The RAND Corporation’s Claude Berrebi, who I spoke with for a piece on October surprises before the U.S. presidential election, has quantitatively demonstrated this effect by showing that a terrorist attack within the past three months in a given area of Israel has historically resulted in an average 1.35 percentage point increase in the level of support for right-wing parties. As this election shows, 1.35 percent is nothing to sneeze at in an Israel eleciton.

Berrebi also argues that terrorists know exactly what effect this has on the electorate:

“Our past research has shown that the behavior of terrorists is highly rational, even more so sometimes than leaders in the West,” he says.

Rather than behaving irrationally, more likely they are either trying to perpetuate a cycle of tit-for-tat violence with an overly aggressive government that will end in Israel’s destruction, or—the explanation Berrebi prefers—they hope terrorist attacks will cause the entire political spectrum, including the right, to move in the long run toward a more moderate stance.
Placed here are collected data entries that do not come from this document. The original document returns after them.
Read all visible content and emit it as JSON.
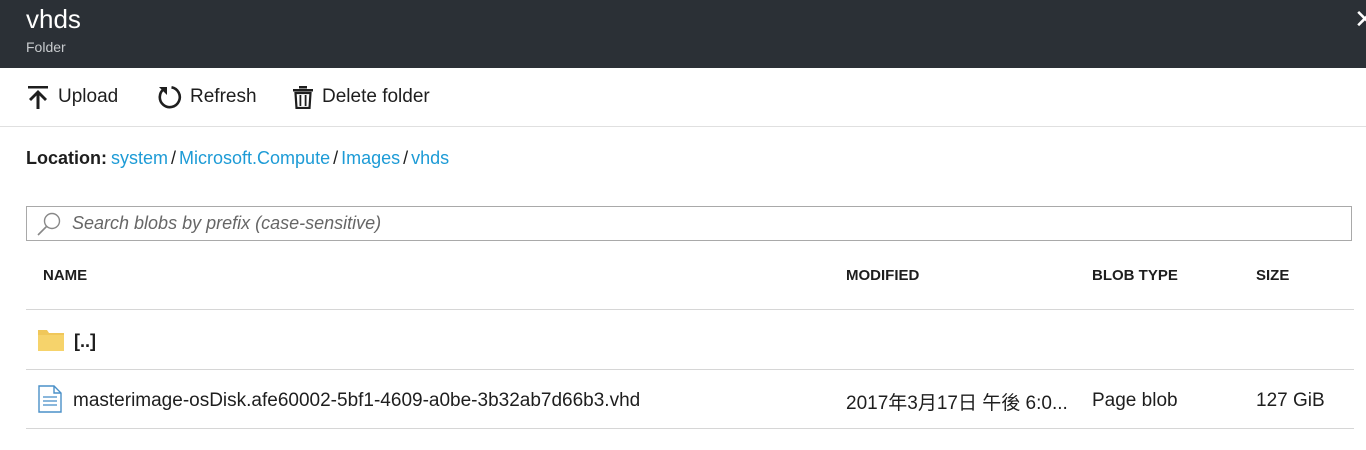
{
  "header": {
    "title": "vhds",
    "subtitle": "Folder",
    "close_glyph": "✕"
  },
  "toolbar": {
    "upload_label": "Upload",
    "refresh_label": "Refresh",
    "delete_label": "Delete folder"
  },
  "location": {
    "label": "Location:",
    "segments": [
      "system",
      "Microsoft.Compute",
      "Images",
      "vhds"
    ],
    "separator": "/"
  },
  "search": {
    "placeholder": "Search blobs by prefix (case-sensitive)"
  },
  "table": {
    "headers": [
      "NAME",
      "MODIFIED",
      "BLOB TYPE",
      "SIZE"
    ],
    "rows": [
      {
        "icon": "folder-icon",
        "name": "[..]",
        "modified": "",
        "blob_type": "",
        "size": ""
      },
      {
        "icon": "file-icon",
        "name": "masterimage-osDisk.afe60002-5bf1-4609-a0be-3b32ab7d66b3.vhd",
        "modified": "2017年3月17日 午後 6:0...",
        "blob_type": "Page blob",
        "size": "127 GiB"
      }
    ]
  },
  "colors": {
    "header_bg": "#2b3036",
    "link": "#1d9bd6",
    "folder": "#f6d36b"
  }
}
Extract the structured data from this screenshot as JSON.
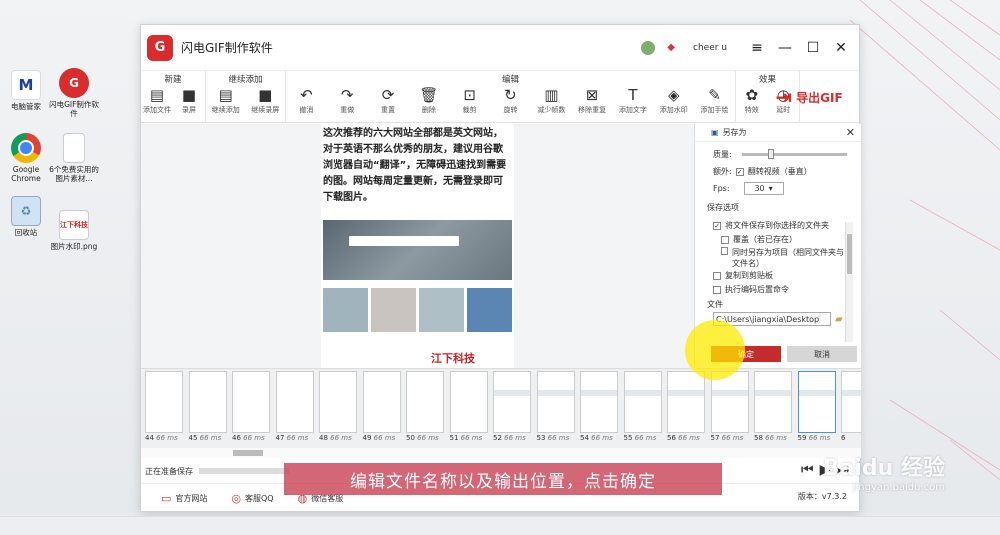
{
  "desktop": {
    "icons": [
      {
        "label": "电脑管家",
        "glyph": "M"
      },
      {
        "label": "闪电GIF制作软件",
        "glyph": "G"
      },
      {
        "label": "Google Chrome",
        "glyph": ""
      },
      {
        "label": "6个免费实用的图片素材...",
        "glyph": ""
      },
      {
        "label": "回收站",
        "glyph": "♻"
      },
      {
        "label": "图片水印.png",
        "glyph": "江下科技"
      }
    ]
  },
  "app": {
    "logo": "G",
    "title": "闪电GIF制作软件",
    "user": "cheer u",
    "groups": [
      {
        "title": "新建",
        "tools": [
          {
            "icon": "file-icon",
            "glyph": "▤",
            "label": "添加文件"
          },
          {
            "icon": "record-icon",
            "glyph": "■",
            "label": "录屏"
          }
        ]
      },
      {
        "title": "继续添加",
        "tools": [
          {
            "icon": "file-icon",
            "glyph": "▤",
            "label": "继续添加"
          },
          {
            "icon": "record-icon",
            "glyph": "■",
            "label": "继续录屏"
          }
        ]
      },
      {
        "title": "编辑",
        "tools": [
          {
            "icon": "undo-icon",
            "glyph": "↶",
            "label": "撤消"
          },
          {
            "icon": "redo-icon",
            "glyph": "↷",
            "label": "重做"
          },
          {
            "icon": "reset-icon",
            "glyph": "⟳",
            "label": "重置"
          },
          {
            "icon": "delete-icon",
            "glyph": "🗑",
            "label": "删除"
          },
          {
            "icon": "crop-icon",
            "glyph": "⊡",
            "label": "裁剪"
          },
          {
            "icon": "rotate-icon",
            "glyph": "↻",
            "label": "旋转"
          },
          {
            "icon": "reduce-frames-icon",
            "glyph": "▥",
            "label": "减少帧数"
          },
          {
            "icon": "remove-duplicate-icon",
            "glyph": "⊠",
            "label": "移除重复"
          },
          {
            "icon": "text-icon",
            "glyph": "T",
            "label": "添加文字"
          },
          {
            "icon": "watermark-icon",
            "glyph": "◈",
            "label": "添加水印"
          },
          {
            "icon": "pen-icon",
            "glyph": "✎",
            "label": "添加手绘"
          }
        ]
      },
      {
        "title": "效果",
        "tools": [
          {
            "icon": "effects-icon",
            "glyph": "✿",
            "label": "特效"
          },
          {
            "icon": "delay-icon",
            "glyph": "◷",
            "label": "延时"
          }
        ]
      }
    ],
    "export_label": "导出GIF",
    "preview": {
      "text": "这次推荐的六大网站全部都是英文网站，对于英语不那么优秀的朋友，建议用谷歌浏览器自动“翻译”，无障碍迅速找到需要的图。网站每周定量更新，无需登录即可下载图片。",
      "brand": "江下科技"
    },
    "saveas": {
      "title": "另存为",
      "quality_label": "质量:",
      "quality": 0.25,
      "extra_label": "额外:",
      "flip_label": "翻转视频（垂直）",
      "fps_label": "Fps:",
      "fps_value": "30",
      "save_options_title": "保存选项",
      "options": [
        {
          "label": "将文件保存到你选择的文件夹",
          "checked": true
        },
        {
          "label": "覆盖（若已存在）",
          "checked": false
        },
        {
          "label": "同时另存为项目（相同文件夹与文件名）",
          "checked": false
        },
        {
          "label": "复制到剪贴板",
          "checked": false
        },
        {
          "label": "执行编码后置命令",
          "checked": false
        }
      ],
      "file_label": "文件",
      "path": "C:\\Users\\jiangxia\\Desktop",
      "ok": "确定",
      "cancel": "取消"
    },
    "frames": [
      {
        "n": "44",
        "ms": "66 ms"
      },
      {
        "n": "45",
        "ms": "66 ms"
      },
      {
        "n": "46",
        "ms": "66 ms"
      },
      {
        "n": "47",
        "ms": "66 ms"
      },
      {
        "n": "48",
        "ms": "66 ms"
      },
      {
        "n": "49",
        "ms": "66 ms"
      },
      {
        "n": "50",
        "ms": "66 ms"
      },
      {
        "n": "51",
        "ms": "66 ms"
      },
      {
        "n": "52",
        "ms": "66 ms"
      },
      {
        "n": "53",
        "ms": "66 ms"
      },
      {
        "n": "54",
        "ms": "66 ms"
      },
      {
        "n": "55",
        "ms": "66 ms"
      },
      {
        "n": "56",
        "ms": "66 ms"
      },
      {
        "n": "57",
        "ms": "66 ms"
      },
      {
        "n": "58",
        "ms": "66 ms"
      },
      {
        "n": "59",
        "ms": "66 ms"
      },
      {
        "n": "6",
        "ms": ""
      }
    ],
    "status_text": "正在准备保存",
    "progress": 0.0,
    "footer": [
      {
        "icon": "monitor-icon",
        "glyph": "▭",
        "label": "官方网站"
      },
      {
        "icon": "qq-icon",
        "glyph": "◎",
        "label": "客服QQ"
      },
      {
        "icon": "wechat-icon",
        "glyph": "◍",
        "label": "微信客服"
      }
    ],
    "version": "版本：v7.3.2"
  },
  "caption": "编辑文件名称以及输出位置，点击确定",
  "watermark": {
    "brand": "Baidu 经验",
    "url": "jingyan.baidu.com"
  }
}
The more accommodating policies adopted in recent years by one-time hard-liners such as Ariel Sharon and Ehud Olmert may be evidence of this shift.

Tzipi Livni probably also belongs on that list. And as Nigel Ashton argues, Benjamin Netanyahu may yet surprise everyone by moving toward a more accommodating position. Somehow I don’t think Avigdor Lieberman is moving anywhere, though.